Reputation: 141
well, im a newbie in php, so i was making a program that counts words from a specific text file. This is my text file:
Hello Hello Hello Hello
Hello Word array sum
Hello Find
This is my code (php:
/*Open file*/
$handle = fopen($_FILES['file']['tmp_name'], 'r');
/*read all lines*/
while (! feof($handle)) {
$line = fgets($handle);
/*using array_count_values with str_word_count to count words*/
$result= (array_count_values(str_word_count(strip_tags(strtoupper($line)), 1)));
/*sort array*/
arsort($result);
/*show the first ten positions and print array*/
$top10words2 = array_slice($result, 0, 10);
print "<pre>";
print_r ($top10words2);
print "</pre>";
}
fclose($handle);
but my output is like this:
Array{
[Hello] => 4
}
Array{
[Hello] => 1
[Word] => 1
[array] => 1
[sum] => 1
}
Array{
[Hello] => 1
[Find] => 1
}
I need the output to be like this:
Array{
[Hello] => 6
[Word] => 1
[array] => 1
[sum] => 1
[find] => 1
}
Any tips?
Upvotes: 1
Views: 265
Reputation: 78994
I agree with the file_get_contents()
answer from Ayaou, however for very large files you may need to do it as you've started. You want to build the array of words in the loop and then count, sort and slice afterward:
$result = array();
while(!feof($handle)) {
$line = fgets($handle);
$result = array_merge($result, str_word_count(strip_tags(strtoupper($line)), 1));
}
$result = array_count_values($result);
arsort($result);
$top10words2 = array_slice($result, 0, 10);
Upvotes: 0
Reputation: 975
You're not doing anything to combine the word counts that you calculate on each line. By setting $result = array_count_values(...)

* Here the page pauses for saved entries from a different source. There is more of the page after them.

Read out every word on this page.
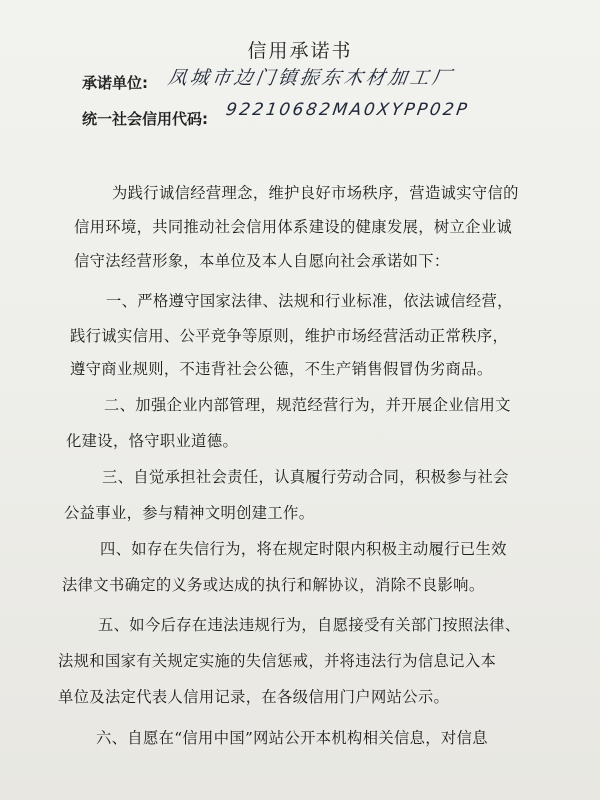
信用承诺书
承诺单位: 凤城市边门镇振东木材加工厂
统一社会信用代码: 92210682MA0XYPP02P
为践行诚信经营理念，维护良好市场秩序，营造诚实守信的
信用环境，共同推动社会信用体系建设的健康发展，树立企业诚
信守法经营形象，本单位及本人自愿向社会承诺如下：
一、严格遵守国家法律、法规和行业标准，依法诚信经营，
践行诚实信用、公平竞争等原则，维护市场经营活动正常秩序，
遵守商业规则，不违背社会公德，不生产销售假冒伪劣商品。
二、加强企业内部管理，规范经营行为，并开展企业信用文
化建设，恪守职业道德。
三、自觉承担社会责任，认真履行劳动合同，积极参与社会
公益事业，参与精神文明创建工作。
四、如存在失信行为，将在规定时限内积极主动履行已生效
法律文书确定的义务或达成的执行和解协议，消除不良影响。
五、如今后存在违法违规行为，自愿接受有关部门按照法律、
法规和国家有关规定实施的失信惩戒，并将违法行为信息记入本
单位及法定代表人信用记录，在各级信用门户网站公示。
六、自愿在“信用中国”网站公开本机构相关信息，对信息
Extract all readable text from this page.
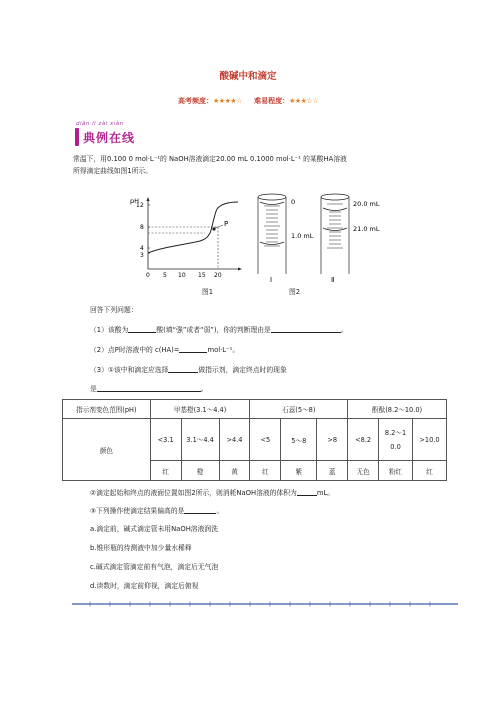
酸碱中和滴定
高考频度：★★★★☆ 难易程度：★★★☆☆
diǎn lì zài xiàn
典例在线
常温下，用0.100 0 mol·L⁻¹的 NaOH溶液滴定20.00 mL 0.1000 mol·L⁻¹ 的某酸HA溶液
所得滴定曲线如图1所示。
P
pH
12
8
4
3
0 5 10 15 20
图1
0
1.0 mL
Ⅰ
20.0 mL
21.0 mL
Ⅱ
图2
回答下列问题：
（1）该酸为	酸(填“强”或者“弱”)，你的判断理由是	。
（2）点P时溶液中的 c(HA)=	mol·L⁻¹。
（3）①该中和滴定应选择	做指示剂，滴定终点时的现象
是	。
指示剂变色范围(pH)	甲基橙(3.1～4.4)			石蕊(5～8)			酚酞(8.2～10.0)		
颜色	<3.1	3.1～4.4	>4.4	<5	5～8	>8	<8.2	8.2～10.0	>10.0
	红	橙	黄	红	紫	蓝	无色	粉红	红
②滴定起始和终点的液面位置如图2所示，则消耗NaOH溶液的体积为	mL。
③下列操作使滴定结果偏高的是	。
a.滴定前，碱式滴定管未用NaOH溶液润洗
b.锥形瓶的待测液中加少量水稀释
c.碱式滴定管滴定前有气泡，滴定后无气泡
d.读数时，滴定前仰视，滴定后俯视
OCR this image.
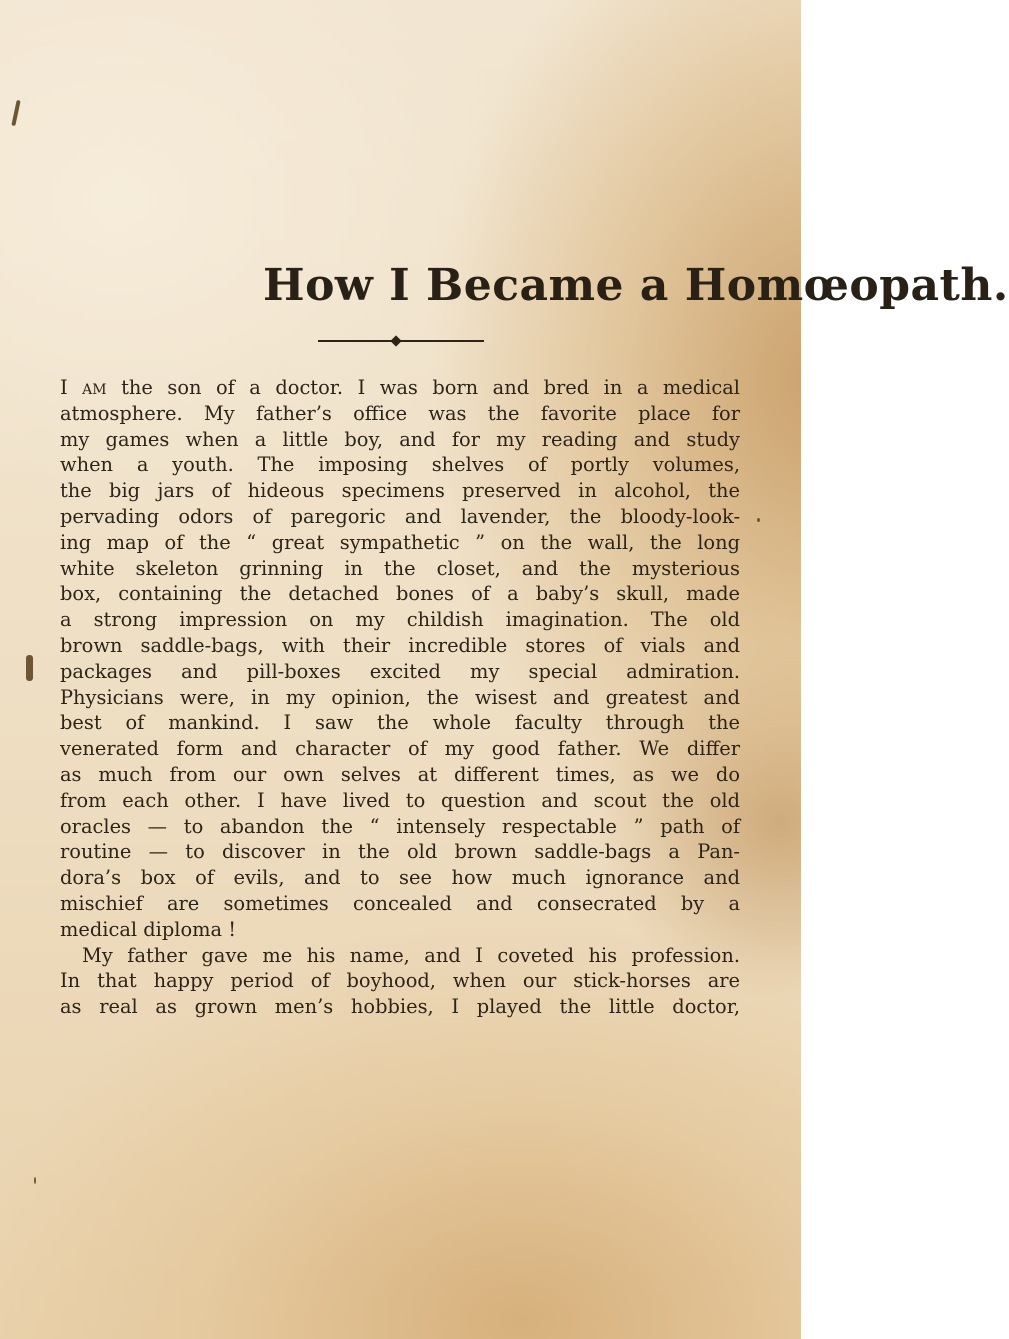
How I Became a Homœopath.
I am the son of a doctor. I was born and bred in a medical
atmosphere. My father’s office was the favorite place for
my games when a little boy, and for my reading and study
when a youth. The imposing shelves of portly volumes,
the big jars of hideous specimens preserved in alcohol, the
pervading odors of paregoric and lavender, the bloody-look-
ing map of the “ great sympathetic ” on the wall, the long
white skeleton grinning in the closet, and the mysterious
box, containing the detached bones of a baby’s skull, made
a strong impression on my childish imagination. The old
brown saddle-bags, with their incredible stores of vials and
packages and pill-boxes excited my special admiration.
Physicians were, in my opinion, the wisest and greatest and
best of mankind. I saw the whole faculty through the
venerated form and character of my good father. We differ
as much from our own selves at different times, as we do
from each other. I have lived to question and scout the old
oracles — to abandon the “ intensely respectable ” path of
routine — to discover in the old brown saddle-bags a Pan-
dora’s box of evils, and to see how much ignorance and
mischief are sometimes concealed and consecrated by a
medical diploma !
My father gave me his name, and I coveted his profession.
In that happy period of boyhood, when our stick-horses are
as real as grown men’s hobbies, I played the little doctor,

you're abolishing the results from the previous loop. Additionally, because you're performing your splice and dump from within the loop, you're never acting upon the full result set, and thus are never getting a real idea about what are the top 10 most used words.
Your code needs two changes:
Using file_get_contents()
will work, but depending on how large the file is that you're processing, this can cause memory limit errors. A solution that utilizes your initial method would look like this:
$results = [];
while (!feof($handle)) {
$line = fgets($handle);
$line_results = array_count_values(str_word_count(strip_tags(strtoupper($line)), 1));
foreach ($line_results as $word => $count) {
if (isset($results[$word])) {
$results[$word] += $count;
}
else {
$results[$word] = $count;
}
}
}
arsort($results);
// etc...
Upvotes: 0
Reputation: 1774
Use file_get_contents
instead
$fileContent = file_get_contents($_FILES['file']['tmp_name']);
/* using array_count_values with str_word_count to count words */
$result = (array_count_values(str_word_count(strip_tags(strtoupper($fileContent)), 1)));
/* sort array */
arsort($result);
/* show the first ten positions and print array */
$top10words2 = array_slice($result, 0, 10);
print "<pre>";
print_r($top10words2);
print "</pre>";
Here is the output :
Array
(
[HELLO] => 6
[FIND] => 1
[SUM] => 1
[ARRAY] => 1
[WORD] => 1
)
Upvotes: 1